Nogi już nas nie nosiły - wypowiedzi po meczu Vive Targi Kielce - BRW Stal Mielec

Po drugim spotkaniu półfinałowym PGNiG Superligi Mężczyzn, pomiędzy Vive Targami Kielce a BRW Stalą Mielec, trenerzy obu "siódemek" zgodnie przyznali, że na wynik meczu duży wpływ miało zmęczenie zawodników beniaminka. Mielczanie rozegrali bowiem trzeci pojedynek w ciągu zaledwie trzech dni.

Ryszard Skutnik (trener BRW Stali Mielec): Grając trzeci mecz z rzędu, w dodatku z takiej klasy przeciwnikiem, można się było spodziewać takiego rezultatu. Niestety nogi już nie nosiły moich chłopaków, do tego doszły też błędy i to wszystko wyglądało tak, jak widzieliśmy. Jednak myślę, że stanęliśmy na wysokości zadania, walczyliśmy do końca, nie chcieliśmy zawieść publiczności. Na pewno Vive było zdecydowanie lepsze. My mamy inne cele, Vive ma inne. Do zobaczenia w Mielcu na kolejnym meczu.

Adam Babicz (zawodnik BRW Stali Mielec): Kilka prostych błędów szybko się na nas zemściło. Na początku próbowaliśmy jeszcze nawiązać walkę, ale różnica wzrosła do 10 goli i nie mogliśmy już tego nadrobić.

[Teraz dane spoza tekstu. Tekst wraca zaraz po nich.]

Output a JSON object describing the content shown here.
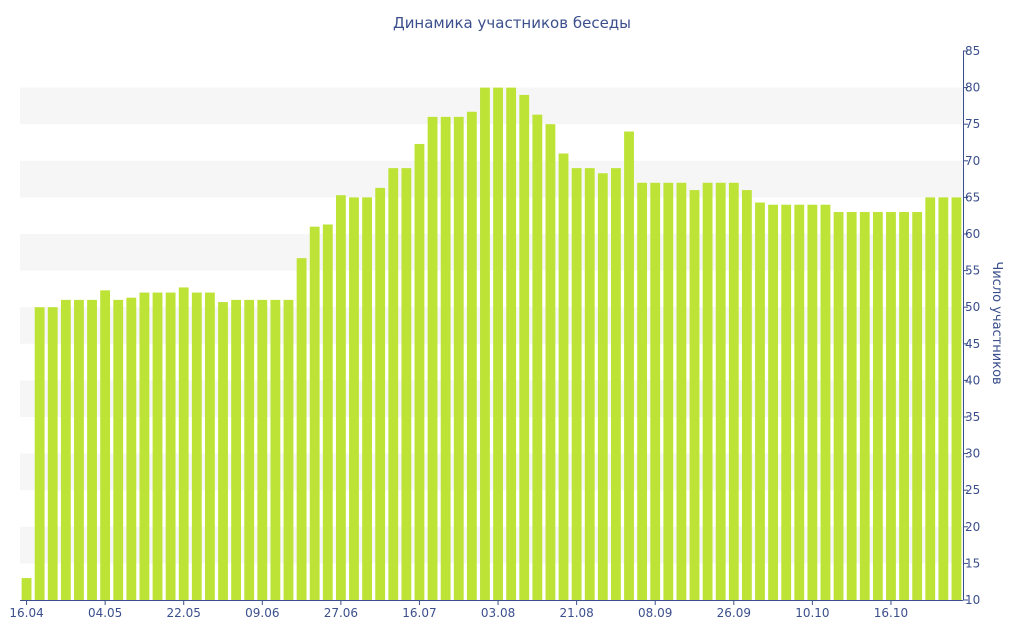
{
  "chart_data": {
    "type": "bar",
    "title": "Динамика участников беседы",
    "ylabel": "Число участников",
    "xlabel": "",
    "ylim": [
      10,
      85
    ],
    "y_ticks": [
      10,
      15,
      20,
      25,
      30,
      35,
      40,
      45,
      50,
      55,
      60,
      65,
      70,
      75,
      80,
      85
    ],
    "x_ticks": [
      {
        "label": "16.04",
        "index": 0
      },
      {
        "label": "04.05",
        "index": 6
      },
      {
        "label": "22.05",
        "index": 12
      },
      {
        "label": "09.06",
        "index": 18
      },
      {
        "label": "27.06",
        "index": 24
      },
      {
        "label": "16.07",
        "index": 30
      },
      {
        "label": "03.08",
        "index": 36
      },
      {
        "label": "21.08",
        "index": 42
      },
      {
        "label": "08.09",
        "index": 48
      },
      {
        "label": "26.09",
        "index": 54
      },
      {
        "label": "10.10",
        "index": 60
      },
      {
        "label": "16.10",
        "index": 66
      }
    ],
    "values": [
      13,
      50,
      50,
      51,
      51,
      51,
      52.3,
      51,
      51.3,
      52,
      52,
      52,
      52.7,
      52,
      52,
      50.7,
      51,
      51,
      51,
      51,
      51,
      56.7,
      61,
      61.3,
      65.3,
      65,
      65,
      66.3,
      69,
      69,
      72.3,
      76,
      76,
      76,
      76.7,
      80,
      80,
      80,
      79,
      76.3,
      75,
      71,
      69,
      69,
      68.3,
      69,
      74,
      67,
      67,
      67,
      67,
      66,
      67,
      67,
      67,
      66,
      64.3,
      64,
      64,
      64,
      64,
      64,
      63,
      63,
      63,
      63,
      63,
      63,
      63,
      65,
      65,
      65
    ],
    "grid": "alternating horizontal bands",
    "y_axis_position": "right",
    "bar_color": "#bde336",
    "band_color": "#f6f6f6",
    "text_color": "#3b4f8c"
  }
}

Bogdan Wenta (trener Vive Targów Kielce): Myślę, że trener Skutnik już wszystko powiedział. Ciężko utrzymać rytm w ciągu trzech dni zwłaszcza, jeżeli skład jest dodatkowo ograniczony. Nasze zespoły współpracują od kilku lat, dzięki czemu możemy rozgrywać liczne sparingi podczas przygotować. To było widać w tych meczach, oba zespoły szanują się, nie ma jakiejś brutalnej gry. Mamy nico inne aspiracje i zadania niż Stal, ale w sobotę czeka nas trudny mecz. Na pewno nie wolno lekceważyć przeciwnika, zwłaszcza że mielczanie wskazywani przez niektórych nawet jako kandydat do spadku, byli sporym zaskoczeniem w tym sezonie, już są w czwórce, a na pewno będą dalej walczyć o medal. Dzisiaj najważniejsze jest jednak to, że wszyscy zeszli z parkietu zdrowi.